The Moniteau Creek Road bridge is one of six on Missouri Department of Transportation’s deficient list in Cole County. MoDOT determines whether a bridge is deficient based on biannual bridge inspections, Landwehr said. MoDOT inspects bridges in counties and cities that are more than 20 feet in length.
The other five Cole County bridges on MoDOT’s deficient list include:
• Old Forge Road Bridge off Old Bass Road, south of Brazito — The one-lane bridge over Clark Fork, built in 1930, was recently posted with an 18-ton load limit. Last month, commissioners approved using federal money to replace the bridge, with work expected to start this winter and be done by next spring.
• High Point Road over Gibler Creek — This bridge is scheduled for rehab or replacement through the MoDOT process, like the Old Forge Road bridge. Landwehr said the design will be started in the next month or two.

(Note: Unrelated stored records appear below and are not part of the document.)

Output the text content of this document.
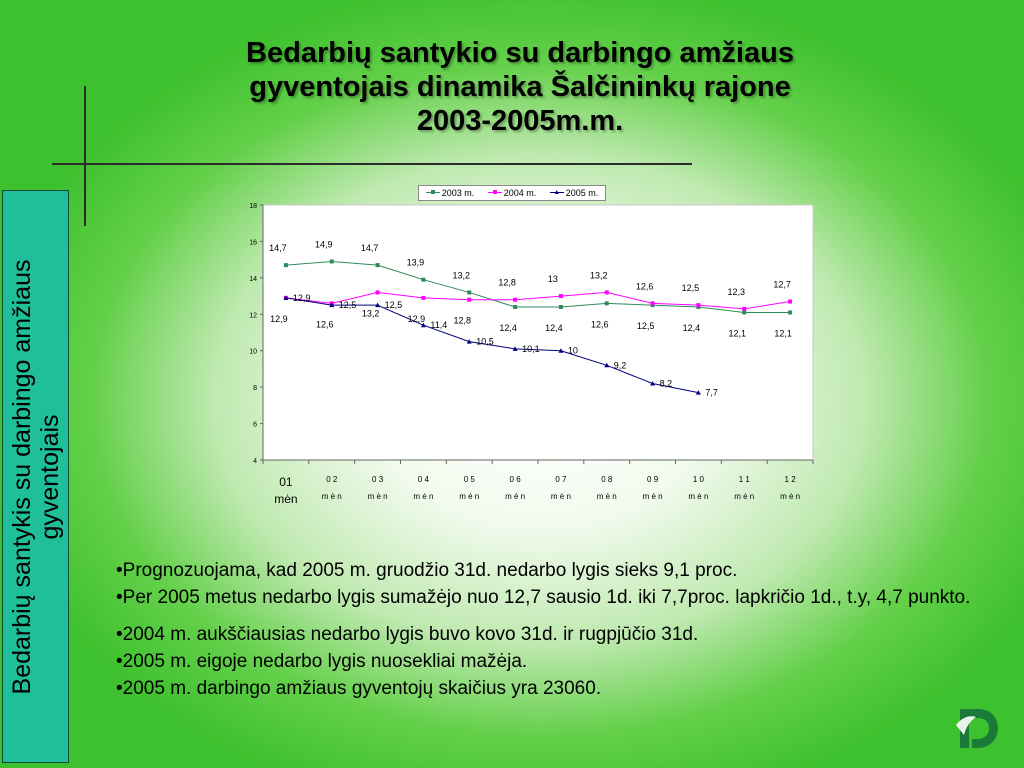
Bedarbių santykio su darbingo amžiaus
gyventojais dinamika Šalčininkų rajone
2003-2005m.m.
Bedarbių santykis su darbingo amžiaus gyventojais	4
6
8
10
12
14
16
18
01
mėn
0 2
m ė n
0 3
m ė n
0 4
m ė n
0 5
m ė n
0 6
m ė n
0 7
m ė n
0 8
m ė n
0 9
m ė n
1 0
m ė n
1 1
m ė n
1 2
m ė n
14,7	14,9	14,7
13,9
13,2
12,8	13	13,2
12,6	12,5	12,3
12,7
12,9
12,6
13,2
12,9	12,8
12,4	12,4	12,6	12,5	12,4
12,1	12,1
12,9
12,5	12,5
11,4
10,5
10,1	10
9,2
8,2
7,7
2003 m.	2004 m.	2005 m.

•Prognozuojama, kad 2005 m. gruodžio 31d. nedarbo lygis sieks 9,1 proc.

•Per 2005 metus nedarbo lygis sumažėjo nuo 12,7 sausio 1d. iki 7,7proc. lapkričio 1d., t.y, 4,7 punkto.

•2004 m. aukščiausias nedarbo lygis buvo kovo 31d. ir rugpjūčio 31d.

•2005 m. eigoje nedarbo lygis nuosekliai mažėja.

•2005 m. darbingo amžiaus gyventojų skaičius yra 23060.
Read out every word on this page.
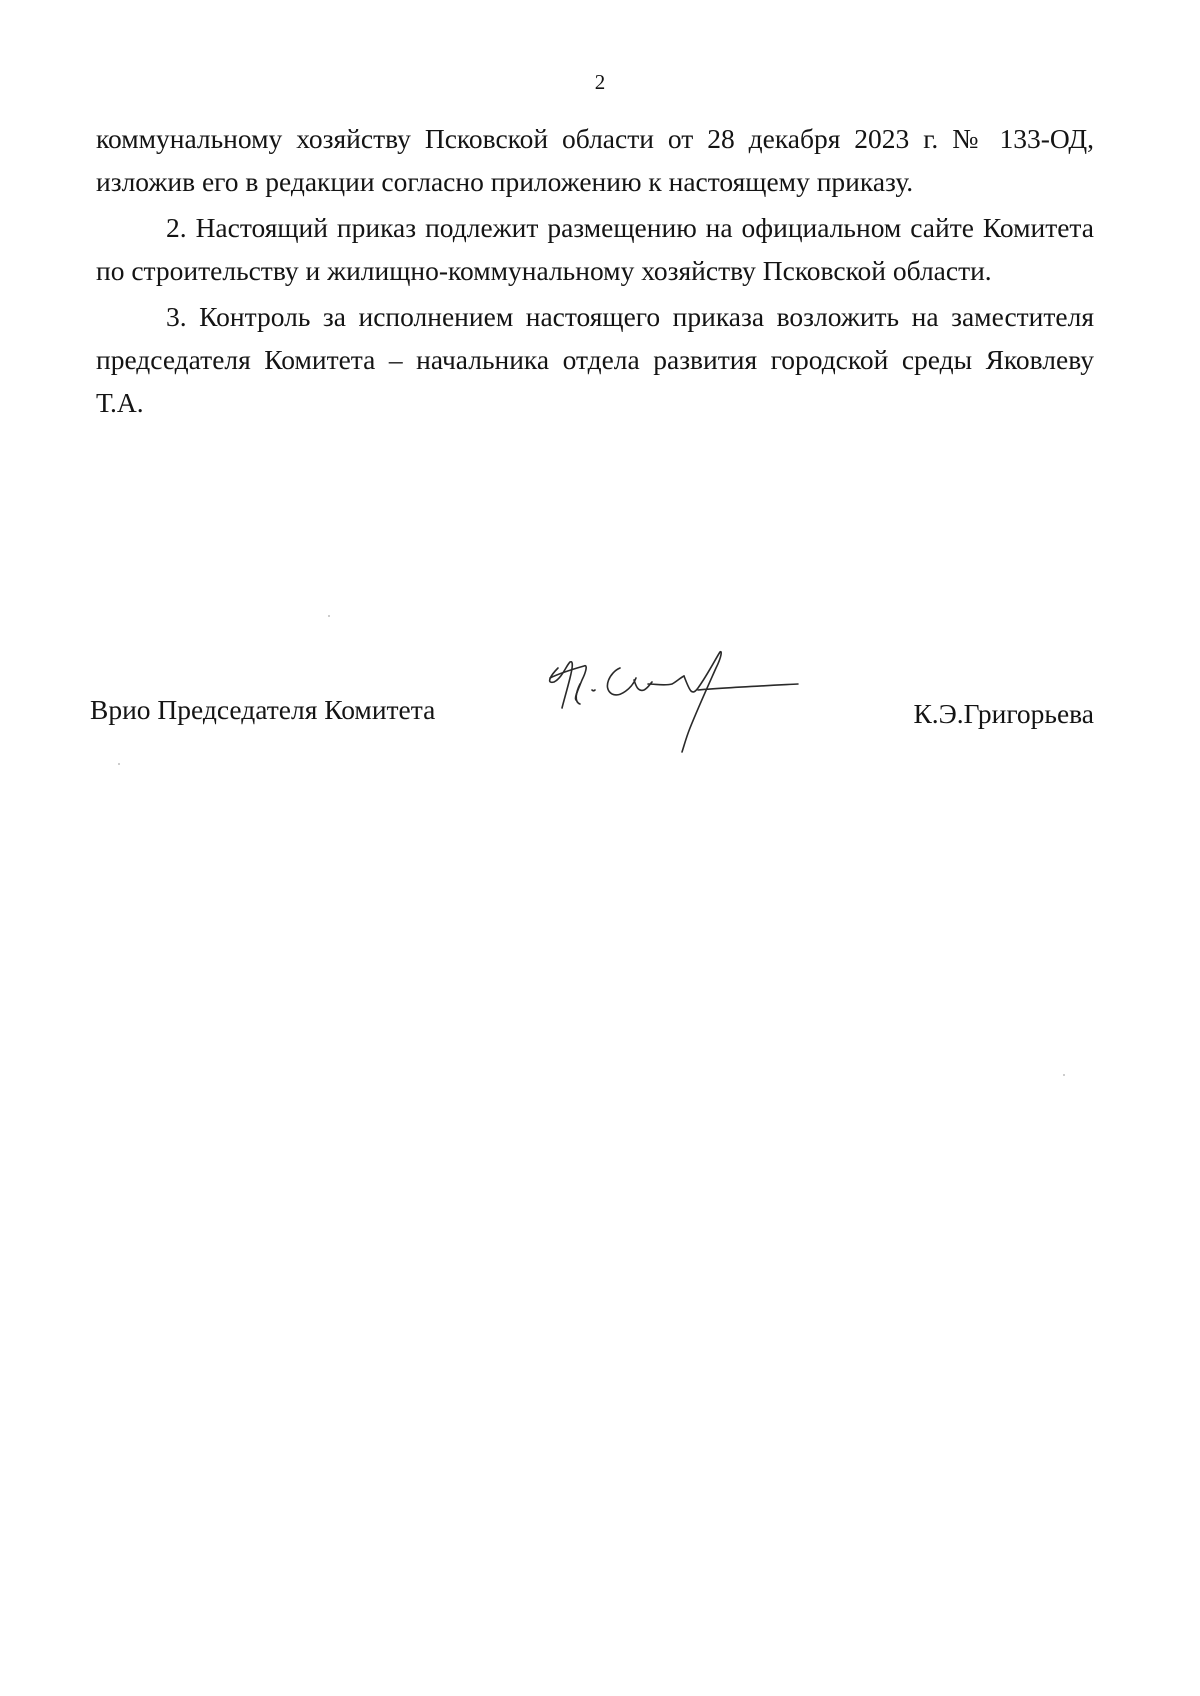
2

коммунальному хозяйству Псковской области от 28 декабря 2023 г. № 133-ОД, изложив его в редакции согласно приложению к настоящему приказу.

2. Настоящий приказ подлежит размещению на официальном сайте Комитета по строительству и жилищно-коммунальному хозяйству Псковской области.

3. Контроль за исполнением настоящего приказа возложить на заместителя председателя Комитета – начальника отдела развития городской среды Яковлеву Т.А.

Врио Председателя Комитета	К.Э.Григорьева
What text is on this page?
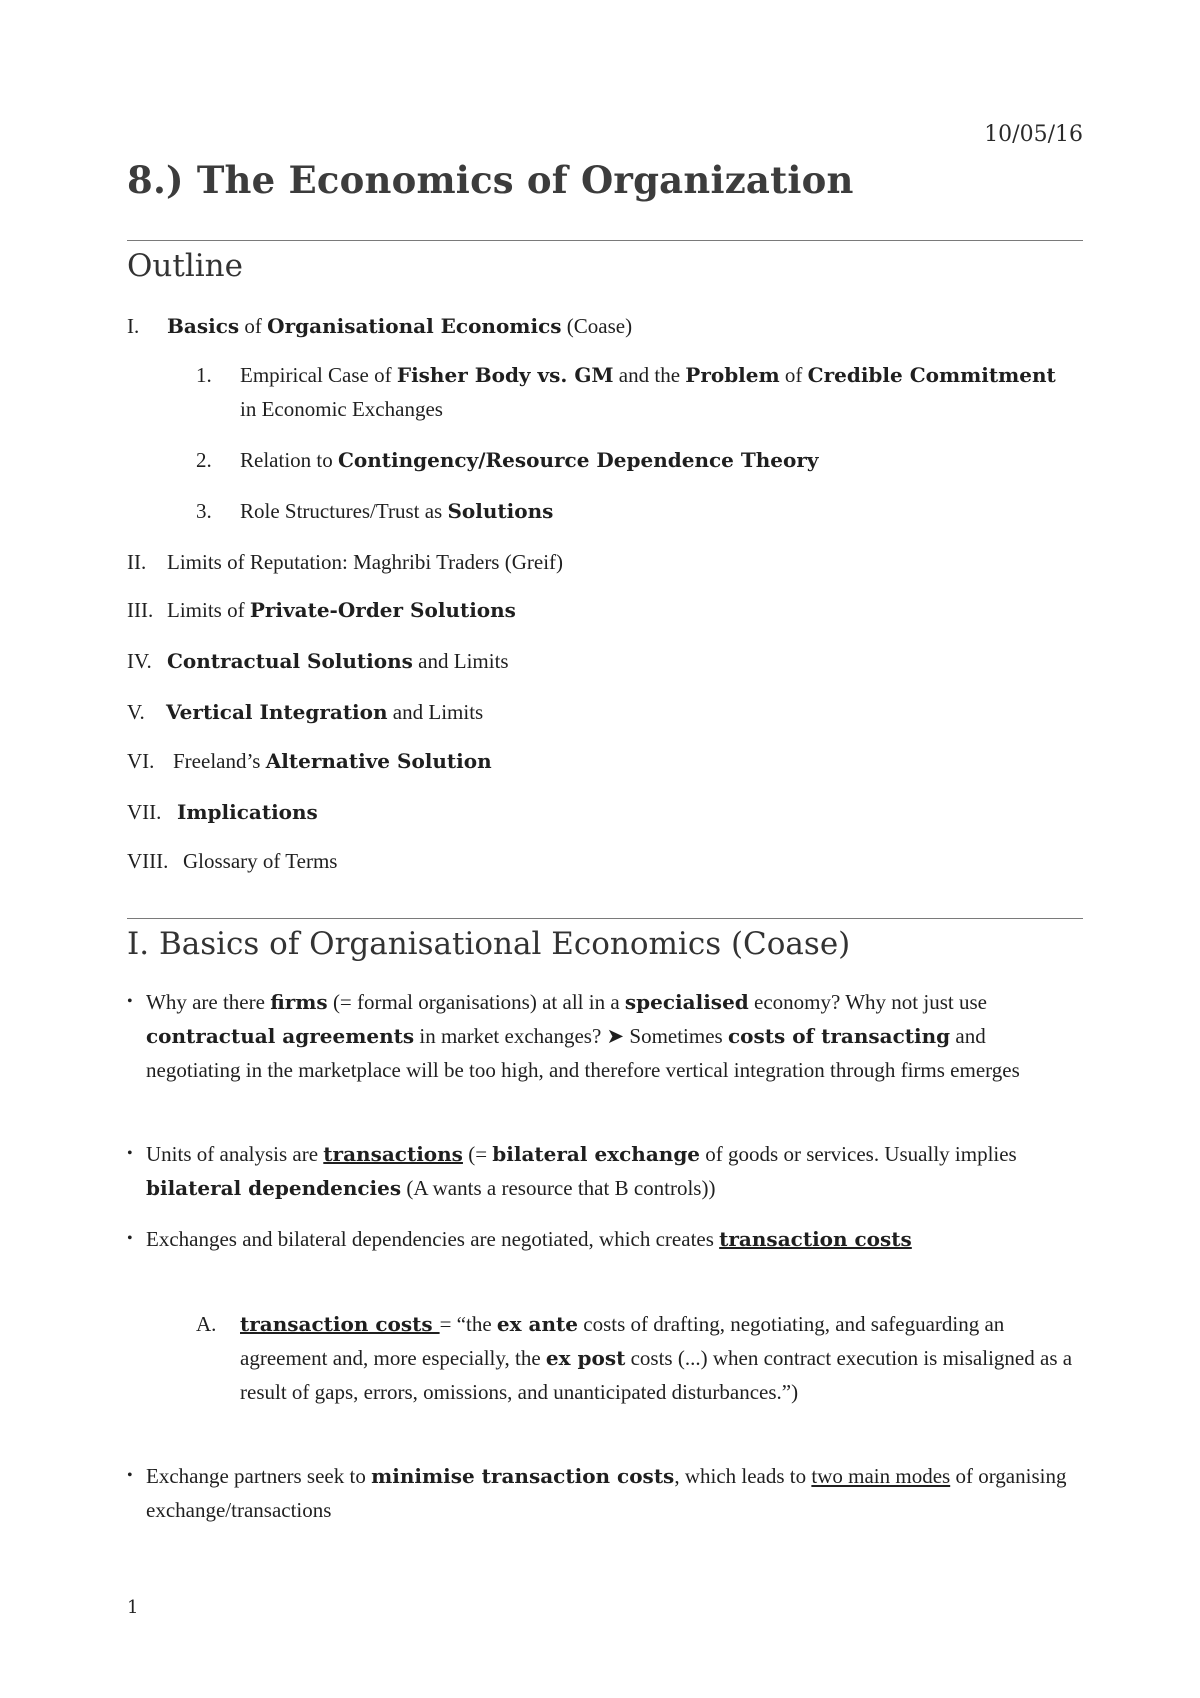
10/05/16
8.) The Economics of Organization
Outline
I. Basics of Organisational Economics (Coase)
1. Empirical Case of Fisher Body vs. GM and the Problem of Credible Commitment in Economic Exchanges
2. Relation to Contingency/Resource Dependence Theory
3. Role Structures/Trust as Solutions
II. Limits of Reputation: Maghribi Traders (Greif)
III. Limits of Private-Order Solutions
IV. Contractual Solutions and Limits
V. Vertical Integration and Limits
VI. Freeland’s Alternative Solution
VII. Implications
VIII. Glossary of Terms
I. Basics of Organisational Economics (Coase)
• Why are there firms (= formal organisations) at all in a specialised economy? Why not just use contractual agreements in market exchanges? ➤ Sometimes costs of transacting and negotiating in the marketplace will be too high, and therefore vertical integration through firms emerges
• Units of analysis are transactions (= bilateral exchange of goods or services. Usually implies bilateral dependencies (A wants a resource that B controls))
• Exchanges and bilateral dependencies are negotiated, which creates transaction costs
A. transaction costs = “the ex ante costs of drafting, negotiating, and safeguarding an agreement and, more especially, the ex post costs (...) when contract execution is misaligned as a result of gaps, errors, omissions, and unanticipated disturbances.”)
• Exchange partners seek to minimise transaction costs, which leads to two main modes of organising exchange/transactions
1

• Waterford Road over North Moreau Creek — Landwehr said the bridge is functionally obsolete due to the width of the deck, but overall it is in decent condition and will not be scheduled for rehab or replacement.
• Tanner Bridge Road over the Moreau River — This is a large bridge built in 1962. “It is fair condition, and we do routine maintenance work on it,” Landwehr said. “It is not load posted, and we plan to maintain it in a fair condition as long as feasible. Replacement costs would be in the $2 million range.”
• Hemstreet Road over North Moreau Creek — Landwehr said this bridge is in poor condition and load posted at 12 tons. He said it likely will be removed and not replaced due to reasonable access on both sides from Route C.
“The county has 95 bridge structures that are inspected by MoDOT every two years,” Landwehr said. “After the replacement and removal of the four structures, we’ll be down to only two on the deficient list.”
In other action Tuesday:
• Commissioners accepted the annual settlement report from Cole County Collector Larry Vincent, which showed the collector’s office took in nearly $93 million in taxes for the fiscal year ending Feb. 28.
Vincent’s office took in $11 million more than the prior year’s $82 million, mainly due to the Jefferson City Public School District levy increase. He said 97.5 percent of current taxes were collected, and the office has never gone below a 96 percent collection rate.
The majority of the money collected, $65.4 million, will go to public school districts around the county. The next largest portion, nearly $5.4 million, goes to cities in the county, followed by road districts at more than $4 million and library districts at more than $2.8 million.
• Commissioners approved paying for extra hours for a part-time data entry clerk to work in the county’s pre-trial release program. The clerk would work 20-29 hours a week. The cost for this position is still being determined.
Pre-Trial Coordinator Richard Lee told commissioners they need this help because the office has gone from 59 people in the program in October to 118 as of this week. He believes the increase may be due to a new prosecutor (Locke Thompson) and new associate circuit judge (Cotton Walker), both with different philosophies on how the program works.
Pre-trial services began in 2013 in Cole County. A pre-trial screening program is designed to help judges determine which defendants should be bonded and supervised rather than jailed before a trial has reduced costs and the number of prisoners housed in the Cole County jail.
At the end of 2018, figures showed a 71 percent success rate through the program’s first three years. Lee said the majority completed their probation and parole sentences, and just a few ended up in prison.
• Commissioners gave permission for Cole County Emergency Management Director Bill Farr to work on pursuing grant funding for an outdoor warning siren for the downtown area of Jefferson City. Farr said he had been made aware the state would have up to $30,000 for this. Farr noted when the older siren system was replaced, the siren that had been on top of the U.S. Post Office on High Street was taken down, so there was a need for coverage in this area. Earlier this month, the county received a grant for a siren for the Eugene area.